Shortys Adamsapfel ruckte auf und ab. »Mädel, warum musst du dauernd in diesem Ton mit einem armen alten Mann sprechen? Ich bin …«
»Wenn du bei mir bleiben willst, dann hörst du auf meine Befehle! Weg mit der Flinte, Shorty!«
»Na, wird’s bald, du Zwerg!«, grinste ihn Bully höhnisch an. Er streckte seine Pranke nach der Parker-Gun aus.
Shorty wand sich. »Mary-Lou, du weißt nicht, was du da von mir verlangst! Ich soll ihm meine Freundin Jenny …« Bullys Faust schnappte bereits zu und entriss ihm die Flinte. Im ersten Moment sah es aus, als würde sich der kleine Oldtimer mit bloßen Fäusten auf ihn stürzen. Mary-Lou rief scharf seinen Namen, und Shorty Ridler erschlaffte.
Santana befahl grimmig: »Bully, du bleibst bei diesen beiden komischen Vögeln zurück und passt auf, dass sie keine Dummheiten machen.« Er zwinkerte Bully bedeutsam zu, und die Wulstlippen des Hünen grinsten noch breiter.
Santana legte seinen Arm um die Schultern Mary-Lous.
»Du bist ein Prachtmädel! Wir beide werden noch die ganze Welt aus den Angeln heben! Weißt du, dass ich ganz verrückt nach dir bin?« Er zog sie mit festem Griff an sich und neigte sein Gesicht zu ihr hinab. Die Bande starrte grinsend herüber.

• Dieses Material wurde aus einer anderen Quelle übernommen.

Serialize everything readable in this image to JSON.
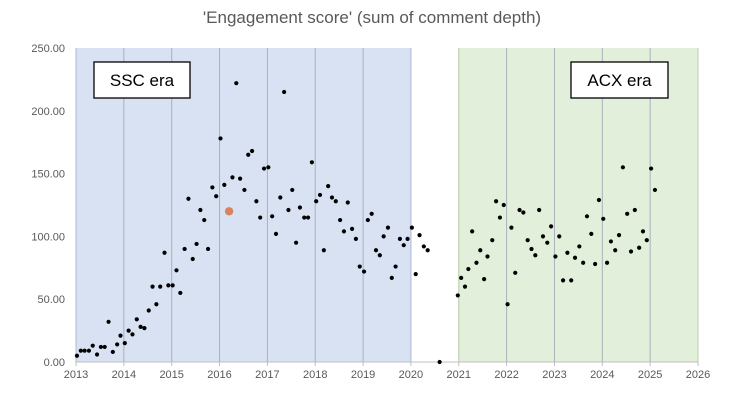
{
  "chart_data": {
    "type": "scatter",
    "title": "'Engagement score' (sum of comment depth)",
    "xlabel": "",
    "ylabel": "",
    "xlim": [
      2013,
      2026
    ],
    "ylim": [
      0,
      250
    ],
    "x_ticks": [
      "2013",
      "2014",
      "2015",
      "2016",
      "2017",
      "2018",
      "2019",
      "2020",
      "2021",
      "2022",
      "2023",
      "2024",
      "2025",
      "2026"
    ],
    "y_ticks": [
      "0.00",
      "50.00",
      "100.00",
      "150.00",
      "200.00",
      "250.00"
    ],
    "grid": "vertical",
    "colors": {
      "point": "#000000",
      "highlight": "#d9825b",
      "ssc_band": "#d9e2f3",
      "acx_band": "#e2efda",
      "ssc_band_line": "#aab8d0",
      "acx_band_line": "#b5cfa5"
    },
    "regions": [
      {
        "label": "SSC era",
        "start": 2013,
        "end": 2020
      },
      {
        "label": "ACX era",
        "start": 2021,
        "end": 2026
      }
    ],
    "highlight_point": {
      "x": 2016.2,
      "y": 120
    },
    "points": [
      [
        2013.02,
        5
      ],
      [
        2013.1,
        9
      ],
      [
        2013.18,
        9
      ],
      [
        2013.27,
        9
      ],
      [
        2013.35,
        13
      ],
      [
        2013.44,
        6
      ],
      [
        2013.52,
        12
      ],
      [
        2013.6,
        12
      ],
      [
        2013.68,
        32
      ],
      [
        2013.77,
        8
      ],
      [
        2013.86,
        14
      ],
      [
        2013.93,
        21
      ],
      [
        2014.02,
        15
      ],
      [
        2014.1,
        25
      ],
      [
        2014.18,
        22
      ],
      [
        2014.27,
        34
      ],
      [
        2014.35,
        28
      ],
      [
        2014.43,
        27
      ],
      [
        2014.52,
        41
      ],
      [
        2014.6,
        60
      ],
      [
        2014.68,
        46
      ],
      [
        2014.76,
        60
      ],
      [
        2014.85,
        87
      ],
      [
        2014.93,
        61
      ],
      [
        2015.02,
        61
      ],
      [
        2015.1,
        73
      ],
      [
        2015.18,
        55
      ],
      [
        2015.27,
        90
      ],
      [
        2015.35,
        130
      ],
      [
        2015.44,
        82
      ],
      [
        2015.52,
        94
      ],
      [
        2015.6,
        121
      ],
      [
        2015.68,
        113
      ],
      [
        2015.76,
        90
      ],
      [
        2015.85,
        139
      ],
      [
        2015.93,
        132
      ],
      [
        2016.02,
        178
      ],
      [
        2016.1,
        141
      ],
      [
        2016.27,
        147
      ],
      [
        2016.35,
        222
      ],
      [
        2016.43,
        146
      ],
      [
        2016.52,
        137
      ],
      [
        2016.6,
        165
      ],
      [
        2016.68,
        168
      ],
      [
        2016.77,
        128
      ],
      [
        2016.85,
        115
      ],
      [
        2016.93,
        154
      ],
      [
        2017.02,
        155
      ],
      [
        2017.1,
        116
      ],
      [
        2017.18,
        102
      ],
      [
        2017.27,
        131
      ],
      [
        2017.35,
        215
      ],
      [
        2017.44,
        121
      ],
      [
        2017.52,
        137
      ],
      [
        2017.6,
        95
      ],
      [
        2017.68,
        123
      ],
      [
        2017.77,
        115
      ],
      [
        2017.85,
        115
      ],
      [
        2017.93,
        159
      ],
      [
        2018.02,
        128
      ],
      [
        2018.1,
        133
      ],
      [
        2018.18,
        89
      ],
      [
        2018.27,
        140
      ],
      [
        2018.35,
        131
      ],
      [
        2018.43,
        128
      ],
      [
        2018.52,
        113
      ],
      [
        2018.6,
        104
      ],
      [
        2018.68,
        127
      ],
      [
        2018.77,
        106
      ],
      [
        2018.85,
        98
      ],
      [
        2018.93,
        76
      ],
      [
        2019.02,
        72
      ],
      [
        2019.1,
        113
      ],
      [
        2019.18,
        118
      ],
      [
        2019.27,
        89
      ],
      [
        2019.35,
        85
      ],
      [
        2019.43,
        100
      ],
      [
        2019.52,
        107
      ],
      [
        2019.6,
        67
      ],
      [
        2019.68,
        76
      ],
      [
        2019.77,
        98
      ],
      [
        2019.85,
        93
      ],
      [
        2019.93,
        98
      ],
      [
        2020.02,
        107
      ],
      [
        2020.1,
        70
      ],
      [
        2020.18,
        101
      ],
      [
        2020.27,
        92
      ],
      [
        2020.35,
        89
      ],
      [
        2020.6,
        0
      ],
      [
        2020.98,
        53
      ],
      [
        2021.05,
        67
      ],
      [
        2021.13,
        60
      ],
      [
        2021.2,
        74
      ],
      [
        2021.28,
        104
      ],
      [
        2021.37,
        79
      ],
      [
        2021.45,
        89
      ],
      [
        2021.53,
        66
      ],
      [
        2021.6,
        84
      ],
      [
        2021.7,
        97
      ],
      [
        2021.78,
        128
      ],
      [
        2021.86,
        115
      ],
      [
        2021.94,
        125
      ],
      [
        2022.02,
        46
      ],
      [
        2022.1,
        107
      ],
      [
        2022.18,
        71
      ],
      [
        2022.27,
        121
      ],
      [
        2022.35,
        119
      ],
      [
        2022.44,
        97
      ],
      [
        2022.52,
        90
      ],
      [
        2022.6,
        85
      ],
      [
        2022.68,
        121
      ],
      [
        2022.76,
        100
      ],
      [
        2022.85,
        95
      ],
      [
        2022.93,
        108
      ],
      [
        2023.02,
        84
      ],
      [
        2023.1,
        100
      ],
      [
        2023.18,
        65
      ],
      [
        2023.27,
        87
      ],
      [
        2023.35,
        65
      ],
      [
        2023.43,
        83
      ],
      [
        2023.52,
        92
      ],
      [
        2023.6,
        79
      ],
      [
        2023.68,
        116
      ],
      [
        2023.77,
        102
      ],
      [
        2023.85,
        78
      ],
      [
        2023.93,
        129
      ],
      [
        2024.02,
        114
      ],
      [
        2024.1,
        79
      ],
      [
        2024.18,
        96
      ],
      [
        2024.27,
        89
      ],
      [
        2024.35,
        101
      ],
      [
        2024.43,
        155
      ],
      [
        2024.52,
        118
      ],
      [
        2024.6,
        88
      ],
      [
        2024.68,
        121
      ],
      [
        2024.77,
        91
      ],
      [
        2024.85,
        104
      ],
      [
        2024.93,
        97
      ],
      [
        2025.02,
        154
      ],
      [
        2025.1,
        137
      ]
    ]
  }
}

Mary-Lous biegsamer Körper wurde in Santanas Arm ganz steif.
»Jim, ich verlange, dass du dich an die Abmachung hältst! Kellock lebt noch auf freiem Fuß!«
Ein gieriges Flackern war in seinen dunklen Augen. Seine Hände krallten sich in ihre Schultern. Sein Atem ging schneller. Sekundenlang schien es, als würde er sie gegen ihren Willen küssen. Sie starrte ihm nur unverwandt und eiskalt in die Augen. Da ließ Santana sie los.
»Gut!«, sagte er heiser. »Die Abmachung gilt! Erst Kellock! Ich hoffe nur, du vergisst dann nicht den zweiten Teil unseres Geschäfts!« Sein Tonfall war drohend geworden.
Ruhig hielt Mary-Lou seinem durchdringenden Blick stand. »Ich habe noch immer mein Wort eingelöst!«
Die Härte in Santanas Gesicht lockerte sich zu einem scharfen Grinsen. Dann herrschte er seine Crew an: »Zum Teufel! Was steht ihr da und glotzt wie die Ochsen! In die Sättel, Jungs! Kellock wartet auf unseren Besuch!«
Während Bully den alten Ridler und Amarillo in die Blockhütte drängte, holten die Desperados ihre bereits gesattelten Gäule aus dem Korral, saßen auf und ritten in geschlossener Formation aus dem Felskessel fort, indem ihr verborgenes Camp lag. Steigbügel an Steigbügel galoppierten Mary-Lou und Jim Santana an der Spitze.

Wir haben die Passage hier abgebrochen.